Per quanto sconcertante, questo “sbigottimento estatico” è una sensazione positiva. Che ci fa sentire vivi. Parte di un mondo formidabile, forse minaccioso, ma pur sempre da esplorare.

E questo ci porta a un secondo punto: le emozioni positive, e di conseguenza le buone notizie, piacciono a Internet. «La storia di due sconosciuti che si innamorano a New York tende a essere più condivisa via email, rispetto a quella della morte di un famoso guardiano dello zoo», dice Berger. La regola dell’If it bleeds it leads (insomma, il sangue tira) vale per la televisione molto più che per il web.

Quando invece condividi una storia con i tuoi amici o compagni, ti preoccupi molto di come reagirebbero. Non vorresti farci la figura di quello che dà solo brutte notizie.

Altri hanno svolto degli studi di natura più prettamente neurologica. Alla ricerca di un “indicatore di buzz”, per esempio, Emily Falk della University of Michigan ha monitorato i cervelli di un gruppo di volontari mentre questi ascoltavano alcune “notizie”, che poi potevano scegliere se condividere o meno. Falk ha scoperto che le “notizie” di cui poi i volontari tendevano a parlare con maggiore entusiasmo erano prevalentemente accompagnate da una stimolazione delle aree del cervello associate alla cognizione sociale. Questo, in pratica, significherebbe che noi tendiamo a condividere le notizie che riteniamo interessanti per gli altri. «Uno si aspetterebbe che la gente tenda a diffondere con maggiore entusiasmo le idee che trovano eccitanti», dice la prof Falk al New York Times. «Ma la nostra ricerca fa pensare che pensare ai gusti degli altri possa essere ancora più importante».

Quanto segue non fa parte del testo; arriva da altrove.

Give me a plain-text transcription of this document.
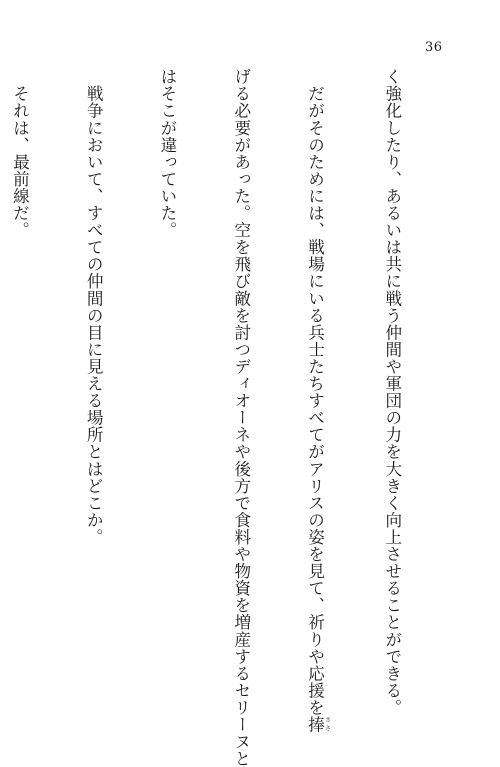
36

く強化したり、あるいは共に戦う仲間や軍団の力を大きく向上させることができる。

　だがそのためには、戦場にいる兵士たちすべてがアリスの姿を見て、祈りや応援を捧 ささ

げる必要があった。空を飛び敵を討つディオーネや後方で食料や物資を増産するセリーヌと

はそこが違っていた。

　戦争において、すべての仲間の目に見える場所とはどこか。

　それは、最前線だ。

Se è vero che, quando condividiamo qualcosa, pensiamo prima di tutti alla reazione che potrebbe provocare negli altri, questo aiuta anche a spiegare perché si tende a diffondere più volentieri contenuti che suscitano emozioni positive. «La regola dell’If Bleeds funziona con i mass media perché vogliono soltanto avere la tua attenzione, non gli importa come ti fanno sentire», spiega Berger. «Quando invece condividi una storia con i tuoi amici o compagni, ti preoccupi molto di come reagirebbero. Non vorresti farci la figura di quello che dà solo brutte notizie».